Adbusting encourages a community discussion about the politics of public space. Billboard ads become part of the community; they are chunks of privatization amongst public land, which should be safe, neutral governmental property and residential areas. The one-way passive flow of information, from ad to person, does not have to be this way, adbusters argue.

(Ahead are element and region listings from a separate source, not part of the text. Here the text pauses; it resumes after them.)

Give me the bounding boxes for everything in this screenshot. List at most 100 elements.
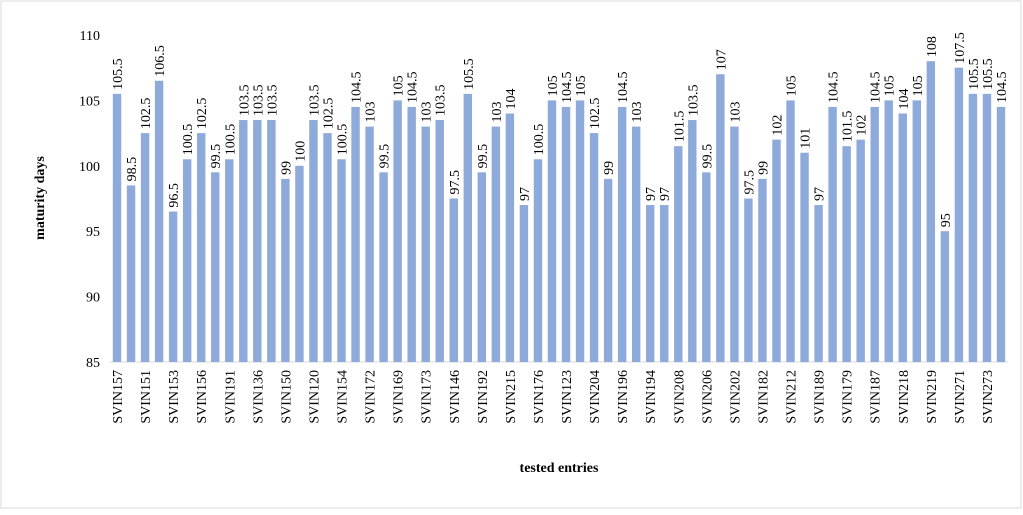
bar	[814, 205, 823, 362]
x-tick-label: SVIN176	[532, 370, 547, 424]
bar	[870, 106, 879, 362]
bar	[449, 198, 458, 362]
x-tick-label: SVIN120	[307, 370, 322, 424]
bar	[912, 100, 922, 363]
value-label: 99.5	[700, 144, 715, 169]
bar	[253, 120, 262, 363]
bar	[182, 159, 192, 362]
y-tick-label: 110	[80, 29, 100, 44]
bar	[351, 106, 360, 362]
value-label: 108	[925, 36, 940, 57]
bar	[758, 178, 767, 362]
x-tick-label: SVIN194	[644, 370, 659, 424]
value-label: 104.5	[616, 71, 631, 103]
x-axis-label: tested entries	[520, 461, 599, 476]
value-label: 103	[420, 102, 435, 123]
bar	[140, 133, 150, 362]
value-label: 103.5	[251, 85, 266, 117]
bar	[716, 74, 725, 363]
x-tick-label: SVIN173	[420, 370, 435, 424]
value-label: 102.5	[588, 98, 603, 130]
bar	[631, 126, 641, 362]
value-label: 97	[813, 187, 828, 201]
value-label: 104.5	[995, 71, 1010, 103]
bar	[561, 106, 571, 362]
bar	[323, 133, 332, 362]
bar	[407, 106, 416, 362]
bar	[239, 120, 248, 363]
x-tick-label: SVIN187	[869, 370, 884, 424]
bar	[435, 120, 444, 363]
bar	[772, 139, 781, 362]
x-tick-label: SVIN156	[195, 370, 210, 424]
bar	[688, 120, 697, 363]
value-label: 103.5	[237, 85, 252, 117]
bar	[730, 126, 739, 362]
value-label: 100	[293, 141, 308, 162]
bar	[645, 205, 655, 362]
bar	[589, 133, 599, 362]
value-label: 104.5	[827, 71, 842, 103]
bar	[968, 93, 978, 363]
x-tick-label: SVIN182	[756, 370, 771, 424]
value-label: 100.5	[223, 124, 238, 156]
bar	[281, 178, 290, 362]
x-tick-label: SVIN273	[981, 370, 996, 424]
value-label: 105	[574, 75, 589, 96]
x-tick-label: SVIN204	[588, 370, 603, 424]
value-label: 103	[490, 102, 505, 123]
bar	[491, 126, 501, 362]
value-label: 99.5	[378, 144, 393, 169]
value-label: 102	[770, 115, 785, 136]
y-tick-label: 90	[86, 291, 100, 306]
value-label: 97	[658, 187, 673, 201]
value-label: 97.5	[742, 170, 757, 195]
value-label: 99.5	[209, 144, 224, 169]
x-tick-label: SVIN192	[476, 370, 491, 424]
value-label: 99.5	[476, 144, 491, 169]
y-axis-label: maturity days	[33, 156, 48, 240]
value-label: 103.5	[434, 85, 449, 117]
value-label: 103	[364, 102, 379, 123]
value-label: 99	[756, 161, 771, 175]
bar	[702, 172, 711, 362]
bar	[800, 152, 809, 362]
bar	[828, 106, 837, 362]
x-tick-label: SVIN157	[111, 370, 126, 424]
bar	[477, 172, 487, 362]
bar	[660, 205, 669, 362]
value-label: 105.5	[111, 58, 126, 90]
bar	[126, 185, 136, 362]
value-label: 100.5	[336, 124, 351, 156]
bar	[337, 159, 346, 362]
x-tick-label: SVIN154	[336, 370, 351, 424]
value-label: 102	[855, 115, 870, 136]
bar	[421, 126, 430, 362]
value-label: 106.5	[153, 45, 168, 77]
y-tick-label: 85	[86, 356, 100, 371]
bar	[940, 231, 950, 362]
value-label: 102.5	[195, 98, 210, 130]
value-label: 102.5	[139, 98, 154, 130]
value-label: 105	[785, 75, 800, 96]
bar	[309, 120, 318, 363]
value-label: 103.5	[265, 85, 280, 117]
value-label: 104.5	[869, 71, 884, 103]
x-tick-label: SVIN189	[813, 370, 828, 424]
x-tick-label: SVIN136	[251, 370, 266, 424]
bar	[674, 146, 683, 362]
bar	[519, 205, 529, 362]
x-tick-label: SVIN150	[279, 370, 294, 424]
x-tick-label: SVIN153	[167, 370, 182, 424]
x-tick-label: SVIN219	[925, 370, 940, 424]
value-label: 105	[392, 75, 407, 96]
x-tick-label: SVIN191	[223, 370, 238, 424]
value-label: 101.5	[841, 111, 856, 143]
x-tick-label: SVIN212	[785, 370, 800, 424]
value-label: 100.5	[532, 124, 547, 156]
x-tick-label: SVIN123	[560, 370, 575, 424]
bar	[954, 67, 964, 362]
bar	[533, 159, 543, 362]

The demand for the Adbusters magazine has increased from 5,000 copies in 1989, to over 35,000 in 2000. The increase in demand has been credited to the delight of the masses when the new institutions, the corporations, are mocked and their power is trivialized. Legal implications, for adbusters have been greatly avoided by the very corporations that are the victims of the ad modifications. The press covering any lawsuit would highlight the corporation as being ‘the target of community protests’, as one advertising executive told the Advertising Age. It seems adbusting is safe from corporations within the legal, and therefore political, sphere.

The commonly held position that culture jamming is harmless satire is a severe mistake. It has not occurred in a vacuum, it is clear response to the political reality and anti-corporatization ideology that is sweeping the world. The power within the movement and the education of the public will cause great change within the broader political spectrum.


Klein, Naomi. 'Culture Jamming: Ads Under Attack'. No Logo: Taking Aim at the Brand Bullies. Vintage Canada, 2000. 279-310.